I adore P&P, TWWW, Sleepless in Seattle, and GWTW as well although it is hard for me to watch the last since I really see them as the characters and they are dead, so there could never be a sequel.

[identity profile] shadowkat67.livejournal.com 2012-02-13 12:12 am (UTC)(link)
They did try to do a sequel to GWTW with new writer, new everything became a tv mini-series starring Johanne Whalley and I think Timothy Dalton as Rhett..it did not work. They kept asking Margret Mitchell to write one - she refused. She said - that's how it ended.

Agreed...Ralph Fiennes and Kristin Scott-Thomas did have great chemistry, I love their wall-sex scene.

[identity profile] ponygirl2000.livejournal.com 2012-02-12 11:38 pm (UTC)(link)
I'd say my favourite romantic movie is the talkfest combo of Before Sunrise and Before Sunset. Maybe because I'm close in age to the characters so I feel like I've aged and been through things with them; the lovely scenery doesn't hurt either.

I also like Eternal Sunrise of the Spotless Mind, Moulin Rouge and Princess Bride.

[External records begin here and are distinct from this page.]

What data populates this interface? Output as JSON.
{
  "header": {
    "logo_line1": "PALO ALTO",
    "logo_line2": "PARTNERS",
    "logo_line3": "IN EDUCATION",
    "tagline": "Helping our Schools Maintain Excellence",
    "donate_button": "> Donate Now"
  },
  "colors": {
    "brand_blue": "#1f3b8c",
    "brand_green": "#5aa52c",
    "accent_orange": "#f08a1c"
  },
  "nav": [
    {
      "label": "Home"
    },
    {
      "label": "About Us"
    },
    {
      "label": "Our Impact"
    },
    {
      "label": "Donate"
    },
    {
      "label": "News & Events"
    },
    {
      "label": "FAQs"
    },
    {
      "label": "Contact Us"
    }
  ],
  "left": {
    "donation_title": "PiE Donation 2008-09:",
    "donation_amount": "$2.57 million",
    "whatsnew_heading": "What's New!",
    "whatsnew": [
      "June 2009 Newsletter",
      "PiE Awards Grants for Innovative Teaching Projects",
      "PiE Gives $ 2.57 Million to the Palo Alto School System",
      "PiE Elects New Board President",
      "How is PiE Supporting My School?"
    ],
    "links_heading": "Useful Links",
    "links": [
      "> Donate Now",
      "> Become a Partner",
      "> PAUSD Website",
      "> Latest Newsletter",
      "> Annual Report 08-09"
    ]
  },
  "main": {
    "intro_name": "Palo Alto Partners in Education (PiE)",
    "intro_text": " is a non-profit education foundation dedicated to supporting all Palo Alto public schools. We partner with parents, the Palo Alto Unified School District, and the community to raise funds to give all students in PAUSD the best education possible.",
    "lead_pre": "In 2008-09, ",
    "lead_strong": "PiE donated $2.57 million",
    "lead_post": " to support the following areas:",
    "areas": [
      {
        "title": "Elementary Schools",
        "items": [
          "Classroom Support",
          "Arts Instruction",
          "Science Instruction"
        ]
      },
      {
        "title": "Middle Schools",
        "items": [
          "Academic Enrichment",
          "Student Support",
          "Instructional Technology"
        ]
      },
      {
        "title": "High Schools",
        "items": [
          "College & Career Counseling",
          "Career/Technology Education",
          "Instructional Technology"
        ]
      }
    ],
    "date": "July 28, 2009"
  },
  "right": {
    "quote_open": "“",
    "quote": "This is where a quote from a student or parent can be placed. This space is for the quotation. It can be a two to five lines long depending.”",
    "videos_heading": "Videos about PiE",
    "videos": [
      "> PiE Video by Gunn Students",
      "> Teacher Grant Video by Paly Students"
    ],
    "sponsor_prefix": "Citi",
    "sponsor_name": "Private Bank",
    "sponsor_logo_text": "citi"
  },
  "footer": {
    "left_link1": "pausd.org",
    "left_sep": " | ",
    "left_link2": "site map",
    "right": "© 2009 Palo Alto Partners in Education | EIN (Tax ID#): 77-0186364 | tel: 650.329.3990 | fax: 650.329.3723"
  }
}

I find Shakespeare in Love very romantic, mainly because the real romance in the film is theatre/everyone.

[identity profile] shadowkat67.livejournal.com 2012-02-13 12:09 am (UTC)(link)
Haven't seen the Before films.

Agree on Eternal Sunrise of the Spotless Mind. (I love that film, it has the distinction of being my favorite film of the writer, director, and both actors - Carry and Winslet. I love how he starts fighting the removal of all his memories containing her, after he chose to do it because she did it to him...only to find themselves back where they started, falling in love again. )

Also love Princess Bride (favorite bit is when she meets him again and he falls down the hill saying as you wish...that movie was hilarious and romantic, the book is good too) and Shakespeare in Love (the combination of Twelth Night and Romeo and Juliet is a work of genius, plus I love the fighting with Chris Marlow) - both highly rewatchable.

Moulin Rouge...however felt like being in stuck in a small elevator with
Queen doing Bohemia Rhapsody. Great music but too busy.
Edited 2012-02-13 00:15 (UTC)

[identity profile] rahael.livejournal.com 2012-02-13 11:14 pm (UTC)(link)
I like all the films you mention here, they are some of my personal favourites re Hollywood romances.

[identity profile] rahael.livejournal.com 2012-02-13 11:21 pm (UTC)(link)
Out of Sight and It Happened One Night, His Girl Friday, plus the films that Pony mentions.

I love Beauty and the Beast, both Cocteau and Disney.

I actually don't like The Philadelphia story as a romance, though it has a glittering cast - and I love the music of High Society...

But "A matter of life and Death" and "I know where I'm going" are pure British cinema romance for me.

[identity profile] shadowkat67.livejournal.com 2012-02-13 11:38 pm (UTC)(link)
Agreed. Out of Sight and It Happened One Night are great romances.

I don't really think of His Girl Friday as a romance, so much as just a comedy.

Have you seen Blithe Spirit and My Favorite Wife?

[identity profile] shadowkat67.livejournal.com 2012-02-13 11:40 pm (UTC)(link)
PS - agree High Society has some great music. I love the Frank Sinatra/Bing Crosby Duet - which was later done by David Bowie and David Bester? I can't remember the guys name, as a duet.